I have some data corresponding to changes in a binomial variable - i.e, in month 1 there were n1 trials and k1 successes, and in month 2 there were n2 trials and k2 successes. Say I have M of these cases, and in between month 1 and month 2 there were performed a number of different operations (so for case 1 we might have tried treatments a and b, and for case 2 b,c,and d), each of which could have increased or decreased the success rate. I would like to examine the effects of these treatments by regressing on the categorical covariates corresponding to the presence or absence of a,b,c,d,etc - what is the best way to go about this? I suppose I am looking for something analogous to a binomial ancova, but using change in the dependent variable.

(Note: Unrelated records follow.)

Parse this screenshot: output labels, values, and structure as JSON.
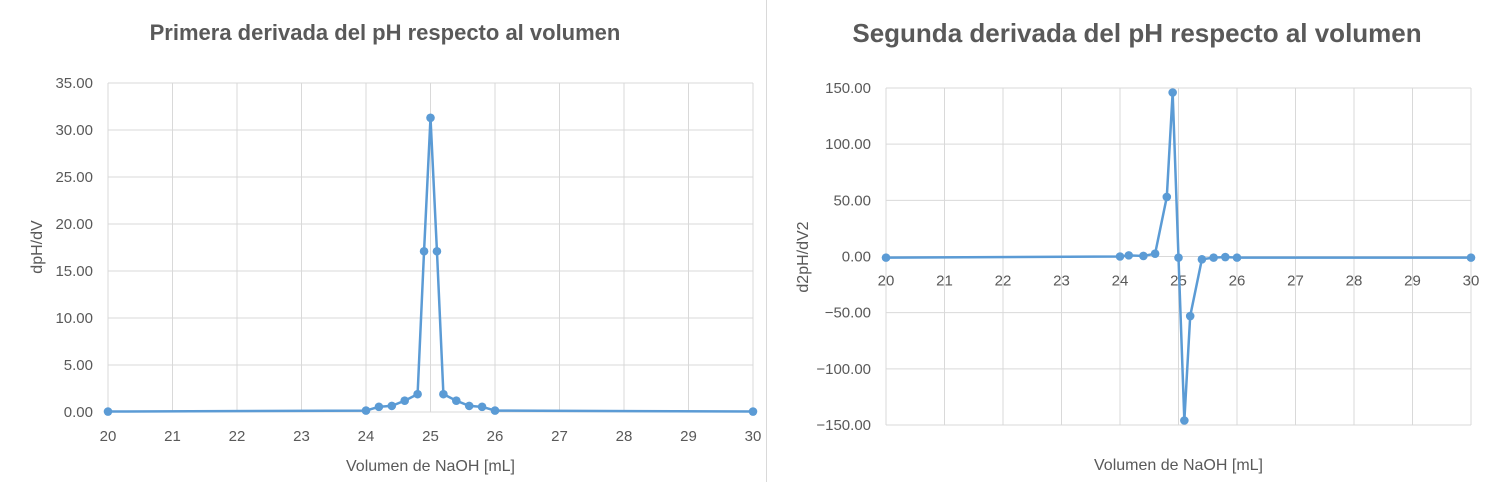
{
  "chart_data": [
    {
      "type": "line",
      "title": "Primera derivada del pH respecto al volumen",
      "xlabel": "Volumen de NaOH [mL]",
      "ylabel": "dpH/dV",
      "xlim": [
        20,
        30
      ],
      "ylim": [
        0,
        35
      ],
      "x_ticks": [
        "20",
        "21",
        "22",
        "23",
        "24",
        "25",
        "26",
        "27",
        "28",
        "29",
        "30"
      ],
      "y_ticks": [
        "0.00",
        "5.00",
        "10.00",
        "15.00",
        "20.00",
        "25.00",
        "30.00",
        "35.00"
      ],
      "grid": true,
      "series": [
        {
          "color": "#5b9bd5",
          "marker": "circle",
          "x": [
            20,
            24,
            24.2,
            24.4,
            24.6,
            24.8,
            24.9,
            25.0,
            25.1,
            25.2,
            25.4,
            25.6,
            25.8,
            26.0,
            30
          ],
          "y": [
            0.05,
            0.15,
            0.55,
            0.65,
            1.2,
            1.9,
            17.1,
            31.3,
            17.1,
            1.9,
            1.2,
            0.65,
            0.55,
            0.15,
            0.05
          ]
        }
      ]
    },
    {
      "type": "line",
      "title": "Segunda derivada del pH respecto al volumen",
      "xlabel": "Volumen de NaOH [mL]",
      "ylabel": "d2pH/dV2",
      "xlim": [
        20,
        30
      ],
      "ylim": [
        -150,
        150
      ],
      "x_ticks": [
        "20",
        "21",
        "22",
        "23",
        "24",
        "25",
        "26",
        "27",
        "28",
        "29",
        "30"
      ],
      "y_ticks": [
        "-150.00",
        "-100.00",
        "-50.00",
        "0.00",
        "50.00",
        "100.00",
        "150.00"
      ],
      "grid": true,
      "series": [
        {
          "color": "#5b9bd5",
          "marker": "circle",
          "x": [
            20,
            24,
            24.15,
            24.4,
            24.6,
            24.8,
            24.9,
            25.0,
            25.1,
            25.2,
            25.4,
            25.6,
            25.8,
            26.0,
            30
          ],
          "y": [
            -1,
            0,
            1,
            0.5,
            2.5,
            53,
            146,
            -1,
            -146,
            -53,
            -2.5,
            -1,
            -0.5,
            -1,
            -1
          ]
        }
      ]
    }
  ]
}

You are still looking for binomial regression. You have to rearrange the data so that each observation is one set of binomial trials (separately for pre- and post), adding a "time" and "subject" variable. The effect of "time" on the probability of success is like the pre-post difference (on the logit scale), its interactions with the type of treatment are the differential effects of each treatment. The model will need a subject effect as well to capture the baseline of each subject. This could be a fixed or random effect. You should also watch out for overdispersion, and use a quasi-binomial model.
If you don't understand the above, you might need to consult a statistician in real life - there is no simple solution to your problem, and it is easy to mess up.